Certains consultants partagent la même analyse : « Il ne faut pas individualiser davantage les objectifs. Mettre l'accent sur la réussite finit pas être contre-productif », affirme Didier Noyer, d'Insep Consulting. Mais Sandra Bellier Michel note que les dirigeants font de la résistance : « Ils n'aiment guère que l'on remette en question les systèmes d'évaluation. » Et conteste, du même coup, leur pouvoir d'appréciation du savoir et du savoir-être de leurs salariés.

La loi n'est guère diserte
Mais la jurisprudence met en avant l'adéquation des moyens aux objectifs

Seulement cinq petites lignes dans le Code du travail.
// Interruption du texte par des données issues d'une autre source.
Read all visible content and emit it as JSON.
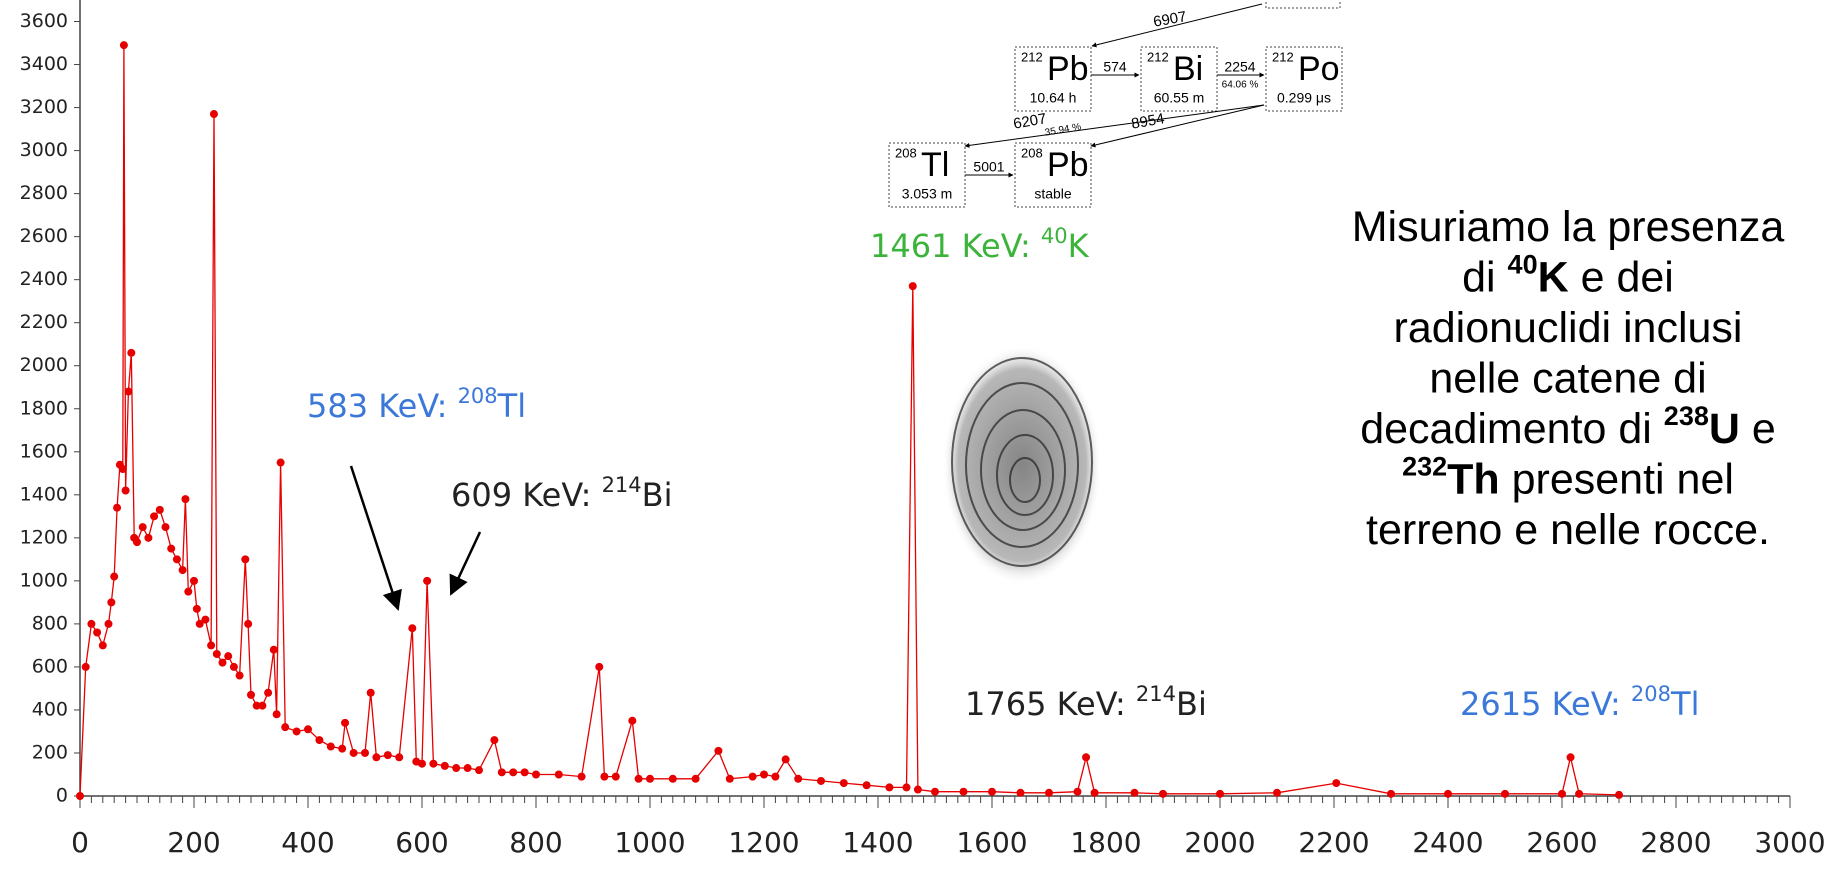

Alors que l'évaluation est devenue une pratique très courante dans l'entreprise, le petit livre rouge ne lui consacre qu'une maigre place. Il stipule d'abord une obligation d'information selon laquelle tout salarié doit être renseigné sur les techniques d'évaluation destinées à s'assurer de sa compétence professionnelle. Cette information peut être réalisée individuellement ou collectivement auprès du comité d'entreprise. Enfin, la méthode utilisée par l'entreprise doit être pertinente avec la finalité poursuivie et présenter un degré raisonnable de fiabilité. Dans la réalité, force est de constater que, jusqu'à présent, bien peu d'entreprises et d'élus au CE se sont emparés de ce sujet. « Je ne l'ai quasiment jamais observé », rapporte Jacques Ciboulet, associé du cabinet Eurogroup Consulting. « Le pouvoir managérial a été livré à lui-même depuis une génération avec la seule limite du droit du travail, dont on sait que s'il n'est pas porté par un rapport de force au quotidien il reste lettre morte », explique le sociologue Henri Vacquin. Devant la multiplication des contentieux pour insuffisance professionnelle, c'est la Cour de cassation qui a amené les entreprises à utiliser l'arme du licenciement pour objectif non tenu avec davantage de modération. La jurisprudence a mis en avant le principe d'adéquation des moyens par rapport aux résultats attendus. Lorsque le salarié n'a manifestement pas les moyens de remplir les objectifs fixés, l'employeur n'est pas en droit de le lui reprocher et de fonder un licenciement sur ce motif. Même si la Cour de cassation ne se contente plus d'impressions, l'affaire IBM aura aussi servi à faire prendre conscience de la nécessité d'intervenir en amont dans ces processus.